Fair enough, but this should be said in the RFC.

>> >  Again that would be broken behavior from the registrar side, we have 
>> >  a SHOULD there. If it doesn't do so, then it either doesn't reply or 
>> >  send REG_FAILED, in any case the MN would not be be mistaken in 
>> >  believing the cancellation was successful.
>>
>>  Perhaps this could be clarified by saying "The Requester cannot assume
>>  that the cancellation was successful until it receives a REG_RESPONSE
>>  with a zero lifetime."
>
> I think this is implicit in the specification, don't you think so?

Hmmm...

    The key words "MUST", "MUST NOT", "REQUIRED", "SHALL", "SHALL NOT",
    "SHOULD", "SHOULD NOT", "RECOMMENDED", "MAY", and "OPTIONAL" in this
    document are to be interpreted as described in RFC 2119 [RFC2119].

RFC 2119:

3. SHOULD   This word, or the adjective "RECOMMENDED", mean that there
    may exist valid reasons in particular circumstances to ignore a
    particular item, but the full implications must be understood and
    carefully weighed before choosing a different course.
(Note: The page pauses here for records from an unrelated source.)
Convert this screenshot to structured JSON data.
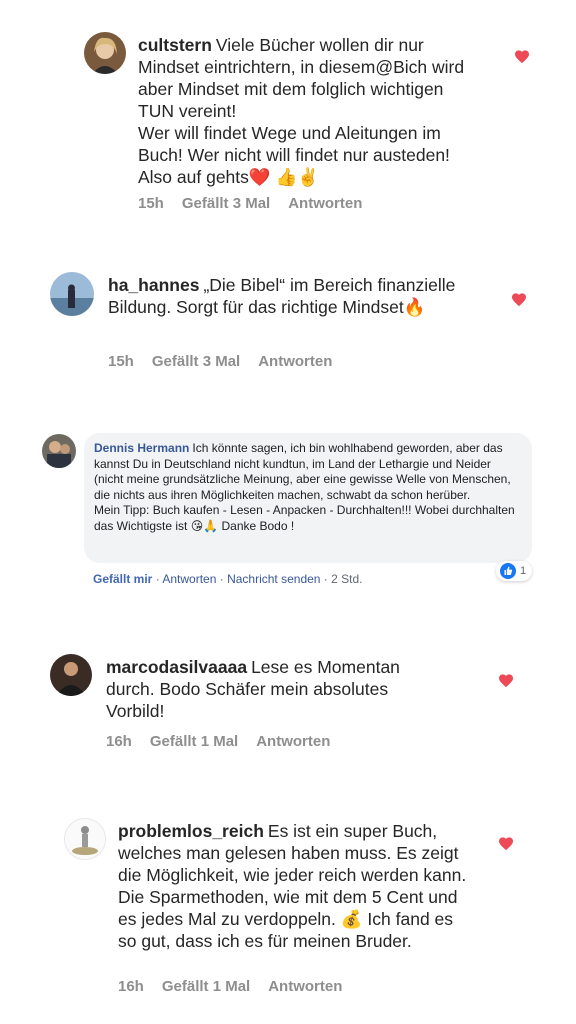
{
  "comments": [
    {
      "username": "cultstern",
      "lines": [
        "Viele Bücher wollen dir nur Mindset eintrichtern, in diesem@Bich wird aber Mindset mit dem folglich wichtigen TUN vereint!",
        "Wer will findet Wege und Aleitungen im Buch! Wer nicht will findet nur austeden!",
        "Also auf gehts❤️ 👍✌️"
      ],
      "time": "15h",
      "likes": "Gefällt 3 Mal",
      "reply": "Antworten"
    },
    {
      "username": "ha_hannes",
      "lines": [
        "„Die Bibel“ im Bereich finanzielle Bildung. Sorgt für das richtige Mindset🔥"
      ],
      "time": "15h",
      "likes": "Gefällt 3 Mal",
      "reply": "Antworten"
    },
    {
      "username": "marcodasilvaaaa",
      "lines": [
        "Lese es Momentan durch. Bodo Schäfer mein absolutes Vorbild!"
      ],
      "time": "16h",
      "likes": "Gefällt 1 Mal",
      "reply": "Antworten"
    },
    {
      "username": "problemlos_reich",
      "lines": [
        "Es ist ein super Buch, welches man gelesen haben muss. Es zeigt die Möglichkeit, wie jeder reich werden kann. Die Sparmethoden, wie mit dem 5 Cent und es jedes Mal zu verdoppeln. 💰 Ich fand es so gut, dass ich es für meinen Bruder."
      ],
      "time": "16h",
      "likes": "Gefällt 1 Mal",
      "reply": "Antworten"
    }
  ],
  "fb_comment": {
    "name": "Dennis Hermann",
    "text": "Ich könnte sagen, ich bin wohlhabend geworden, aber das kannst Du in Deutschland nicht kundtun, im Land der Lethargie und Neider (nicht meine grundsätzliche Meinung, aber eine gewisse Welle von Menschen, die nichts aus ihren Möglichkeiten machen, schwabt da schon herüber.",
    "tip": "Mein Tipp: Buch kaufen - Lesen - Anpacken - Durchhalten!!! Wobei durchhalten das Wichtigste ist 😘🙏 Danke Bodo !",
    "like": "Gefällt mir",
    "sep1": " · ",
    "reply": "Antworten",
    "sep2": " · ",
    "message": "Nachricht senden",
    "sep3": " · ",
    "time": "2 Std.",
    "reaction_count": "1"
  },
  "colors": {
    "heart": "#ed4956",
    "meta": "#8e8e8e",
    "fb_link": "#385898",
    "fb_like": "#4267b2"
  },
  "icons": [
    "heart-icon",
    "like-reaction-icon"
  ]
}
So are "the full implications understood and carefully weighed" when the 
server does not send a REG_RESPONSE? "Carefully weighing" for me means 
that the issue is thought over and written in the RFC. I'm not saying this 
is an important point, but if the RFC is to be revised, the following 
clarification wouldn't hurt:

"The Requester SHOULD NOT assume that the cancellation was successful 
until it receives a REG_RESPONSE with a matching Reg Type and a zero 
lifetime."

>>  Yes, at least for the "Reg Types" with different "Min Lifetime" / "Max
>>  Lifetime" / "Lifetime" values.
>
> As I said, not sure that's really needed for any usecase. And in case 
> you really have a hard requirement to support that, you could configure 
> different Registrars announcing different lifetimes w/ different HITs on 
> the same node. That can be left to implementation.

Good point, but this would increase the administrative work.